September 23, marked the second day of the United States Cybersecurity and Infrastructure Security Agency’s 3rd Annual National Cybersecurity Summit. The second installment of the virtual CISA summit explored digital transformation and catalysts for change in cybersecurity and supply chain security was high on the agenda.
The day’s sessions included a session on cybersecurity in the supply chain, which has become a prime target for hackers looking to infiltrate industrial environments.
“When we talk about digital transformation, I think a key pillar of that is the increasing interconnectedness of the systems and networks that collectively underpin the critical infrastructure community whose resilience we all care about,” said Daniel Kroese is CISA’s Deputy Assistant Director for National Risk Management. “Another reality of this interconnectedness is that it puts an increased emphasis on the importance of supply chain risk management. Increasingly software plays a critical part in the supply chain risk management conversation.”
Among the speakers on the second day was Trey Herr, Director of the Cyber Statecraft Initiative under the Scowcroft Center for Strategy and Security at the Atlantic Council.
“Software is everywhere. When we think about supply chains for technology, it’s difficult to extricate them from software,” Herr said. “The aggregate private exposure to software supply chain attacks is increasing. We’re seeing ever more intelligent and capable code placed into operational technology…so that attack surface for software supply chain attacks has been growing.”
The Atlantic Council recently released a report looking at software supply chain security. According to Herr, 27 percent of attacks and disclosures surveyed as part of the report directly targeted software updates.

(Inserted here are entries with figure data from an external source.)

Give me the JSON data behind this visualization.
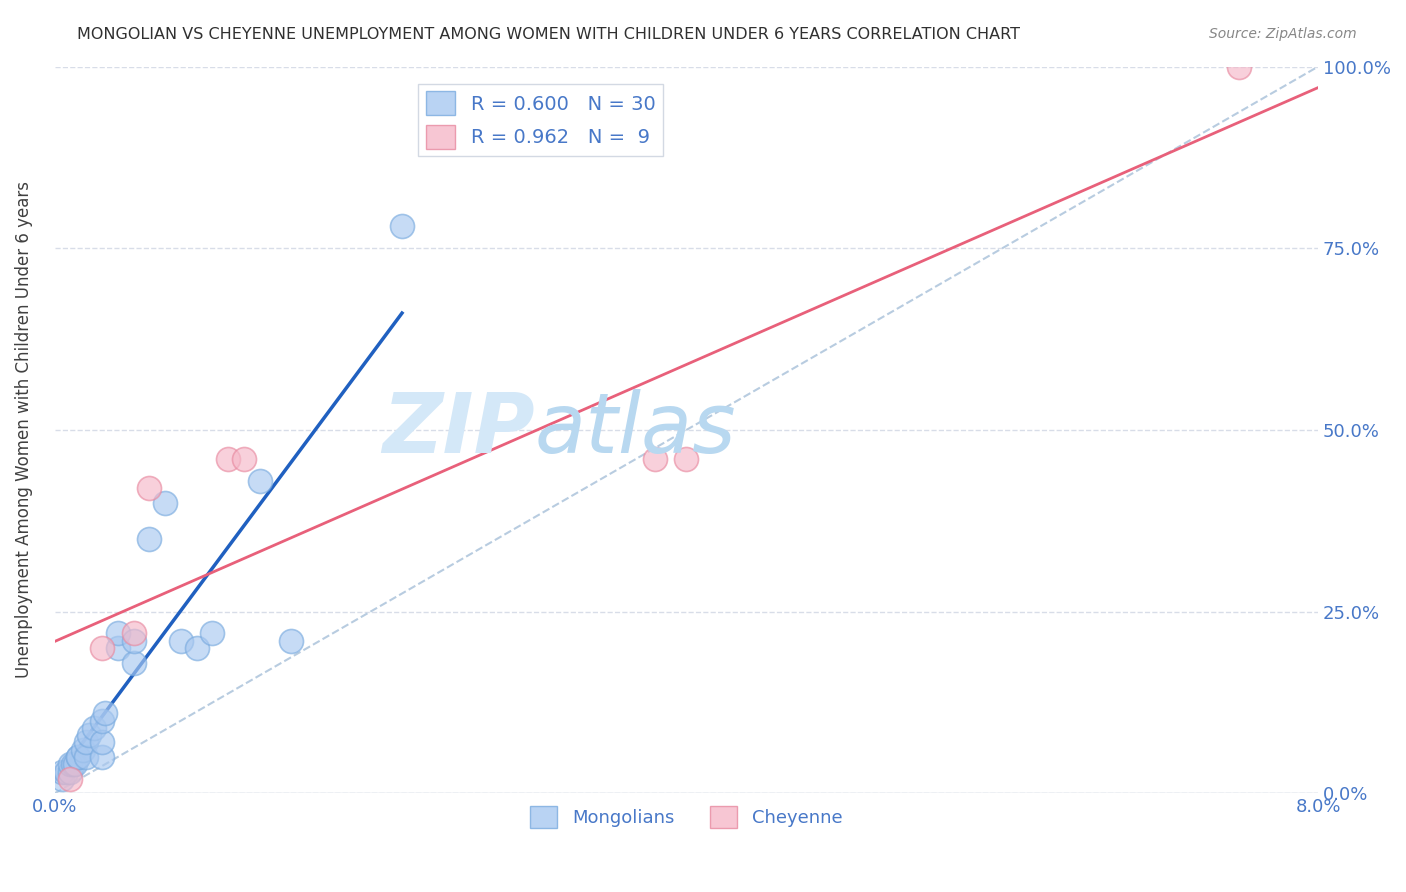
{
  "title": "MONGOLIAN VS CHEYENNE UNEMPLOYMENT AMONG WOMEN WITH CHILDREN UNDER 6 YEARS CORRELATION CHART",
  "source": "Source: ZipAtlas.com",
  "ylabel": "Unemployment Among Women with Children Under 6 years",
  "xlim": [
    0.0,
    0.08
  ],
  "ylim": [
    0.0,
    1.0
  ],
  "xticks": [
    0.0,
    0.01,
    0.02,
    0.03,
    0.04,
    0.05,
    0.06,
    0.07,
    0.08
  ],
  "xticklabels": [
    "0.0%",
    "",
    "",
    "",
    "",
    "",
    "",
    "",
    "8.0%"
  ],
  "yticks": [
    0.0,
    0.25,
    0.5,
    0.75,
    1.0
  ],
  "right_yticklabels": [
    "0.0%",
    "25.0%",
    "50.0%",
    "75.0%",
    "100.0%"
  ],
  "mongolian_x": [
    0.0005,
    0.0005,
    0.0007,
    0.001,
    0.001,
    0.0012,
    0.0013,
    0.0015,
    0.0015,
    0.0018,
    0.002,
    0.002,
    0.0022,
    0.0025,
    0.003,
    0.003,
    0.003,
    0.0032,
    0.004,
    0.004,
    0.005,
    0.005,
    0.006,
    0.007,
    0.008,
    0.009,
    0.01,
    0.013,
    0.015,
    0.022
  ],
  "mongolian_y": [
    0.02,
    0.03,
    0.03,
    0.03,
    0.04,
    0.04,
    0.04,
    0.05,
    0.05,
    0.06,
    0.05,
    0.07,
    0.08,
    0.09,
    0.05,
    0.07,
    0.1,
    0.11,
    0.2,
    0.22,
    0.18,
    0.21,
    0.35,
    0.4,
    0.21,
    0.2,
    0.22,
    0.43,
    0.21,
    0.78
  ],
  "cheyenne_x": [
    0.001,
    0.003,
    0.005,
    0.006,
    0.011,
    0.012,
    0.038,
    0.04,
    0.075
  ],
  "cheyenne_y": [
    0.02,
    0.2,
    0.22,
    0.42,
    0.46,
    0.46,
    0.46,
    0.46,
    1.0
  ],
  "mongolian_color": "#a8c8f0",
  "mongolian_edge_color": "#7aabdf",
  "cheyenne_color": "#f5b8c8",
  "cheyenne_edge_color": "#e88aa0",
  "mongolian_line_color": "#2060c0",
  "cheyenne_line_color": "#e8607a",
  "diagonal_color": "#b8cce0",
  "watermark_zip_color": "#d4e8f8",
  "watermark_atlas_color": "#b8d8f0",
  "legend_mongolian_R": "0.600",
  "legend_mongolian_N": "30",
  "legend_cheyenne_R": "0.962",
  "legend_cheyenne_N": " 9",
  "title_color": "#303030",
  "axis_tick_color": "#4878c8",
  "ylabel_color": "#404040",
  "grid_color": "#d8dde8",
  "background_color": "#ffffff",
  "source_color": "#888888"
}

“Despite all of its significance, software supply chain security remains an underappreciated domain of national security policymaking,” the report says. “While a physical system is rarely modified once it leaves the factory, software is continually updated, meaning that the supply chain for software is long and depends on users to trust their vendors and developers. This is a major source of national security risk in the threat posed to both public and private-sector organizations.”

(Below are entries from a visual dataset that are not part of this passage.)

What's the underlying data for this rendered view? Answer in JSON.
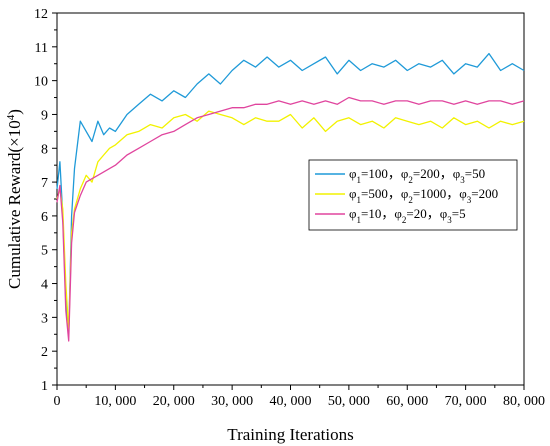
{
  "chart_data": {
    "type": "line",
    "xlabel": "Training Iterations",
    "ylabel_base": "Cumulative Reward(×10",
    "ylabel_sup": "4",
    "ylabel_close": ")",
    "xlim": [
      0,
      80000
    ],
    "ylim": [
      1,
      12
    ],
    "x_ticks": [
      0,
      10000,
      20000,
      30000,
      40000,
      50000,
      60000,
      70000,
      80000
    ],
    "x_tick_labels": [
      "0",
      "10, 000",
      "20, 000",
      "30, 000",
      "40, 000",
      "50, 000",
      "60, 000",
      "70, 000",
      "80, 000"
    ],
    "y_ticks": [
      1,
      2,
      3,
      4,
      5,
      6,
      7,
      8,
      9,
      10,
      11,
      12
    ],
    "y_tick_labels": [
      "1",
      "2",
      "3",
      "4",
      "5",
      "6",
      "7",
      "8",
      "9",
      "10",
      "11",
      "12"
    ],
    "grid": false,
    "legend_position": "right",
    "x": [
      0,
      500,
      1000,
      1500,
      2000,
      2500,
      3000,
      4000,
      5000,
      6000,
      7000,
      8000,
      9000,
      10000,
      12000,
      14000,
      16000,
      18000,
      20000,
      22000,
      24000,
      26000,
      28000,
      30000,
      32000,
      34000,
      36000,
      38000,
      40000,
      42000,
      44000,
      46000,
      48000,
      50000,
      52000,
      54000,
      56000,
      58000,
      60000,
      62000,
      64000,
      66000,
      68000,
      70000,
      72000,
      74000,
      76000,
      78000,
      80000
    ],
    "series": [
      {
        "legend_parts": [
          [
            "φ",
            "1",
            "=100，"
          ],
          [
            "φ",
            "2",
            "=200，"
          ],
          [
            "φ",
            "3",
            "=50"
          ]
        ],
        "color": "#1f9ad8",
        "values": [
          6.8,
          7.6,
          6.0,
          3.5,
          2.5,
          6.0,
          7.4,
          8.8,
          8.5,
          8.2,
          8.8,
          8.4,
          8.6,
          8.5,
          9.0,
          9.3,
          9.6,
          9.4,
          9.7,
          9.5,
          9.9,
          10.2,
          9.9,
          10.3,
          10.6,
          10.4,
          10.7,
          10.4,
          10.6,
          10.3,
          10.5,
          10.7,
          10.2,
          10.6,
          10.3,
          10.5,
          10.4,
          10.6,
          10.3,
          10.5,
          10.4,
          10.6,
          10.2,
          10.5,
          10.4,
          10.8,
          10.3,
          10.5,
          10.3
        ]
      },
      {
        "legend_parts": [
          [
            "φ",
            "1",
            "=500，"
          ],
          [
            "φ",
            "2",
            "=1000，"
          ],
          [
            "φ",
            "3",
            "=200"
          ]
        ],
        "color": "#f2f200",
        "values": [
          6.5,
          6.8,
          6.2,
          4.0,
          2.6,
          5.5,
          6.2,
          6.8,
          7.2,
          7.0,
          7.6,
          7.8,
          8.0,
          8.1,
          8.4,
          8.5,
          8.7,
          8.6,
          8.9,
          9.0,
          8.8,
          9.1,
          9.0,
          8.9,
          8.7,
          8.9,
          8.8,
          8.8,
          9.0,
          8.6,
          8.9,
          8.5,
          8.8,
          8.9,
          8.7,
          8.8,
          8.6,
          8.9,
          8.8,
          8.7,
          8.8,
          8.6,
          8.9,
          8.7,
          8.8,
          8.6,
          8.8,
          8.7,
          8.8
        ]
      },
      {
        "legend_parts": [
          [
            "φ",
            "1",
            "=10，"
          ],
          [
            "φ",
            "2",
            "=20，"
          ],
          [
            "φ",
            "3",
            "=5"
          ]
        ],
        "color": "#e0459e",
        "values": [
          6.4,
          6.9,
          5.8,
          3.2,
          2.3,
          5.2,
          6.1,
          6.6,
          7.0,
          7.1,
          7.2,
          7.3,
          7.4,
          7.5,
          7.8,
          8.0,
          8.2,
          8.4,
          8.5,
          8.7,
          8.9,
          9.0,
          9.1,
          9.2,
          9.2,
          9.3,
          9.3,
          9.4,
          9.3,
          9.4,
          9.3,
          9.4,
          9.3,
          9.5,
          9.4,
          9.4,
          9.3,
          9.4,
          9.4,
          9.3,
          9.4,
          9.4,
          9.3,
          9.4,
          9.3,
          9.4,
          9.4,
          9.3,
          9.4
        ]
      }
    ]
  }
}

Researchers at the Atlantic Council found at least 27 different state attacks against the software supply chain from state actors including from Russia, China, North Korea, and Iran as well as India, Egypt, the United States, and Vietnam. According to the report, the majority of cases surveyed did, or could have, resulted in remote code execution.
“Software supply chain attacks exploit natural seams between organizations and abuse relationships where users expect to find trustworthy code,” the report says. “These attacks are impactful; targeting the supply chain for code can help magnify the value of a breach. Software supply chain attacks can drive compromise deep into organization’s technology stack, undermining development and administrative tools, code-signing, and device firmware. These attacks have strategic utility for state actors and have been used to great effect, especially by Russian and Chinese groups.”
“Change is necessary to raise the cost, and lower the impact, of software supply chain attacks.”
Other topics covered on day two of the summit included accelerating innovation to address 5G network security requirements, public safety cybersecurity, and promoting digital transformation through innovation in legal frameworks.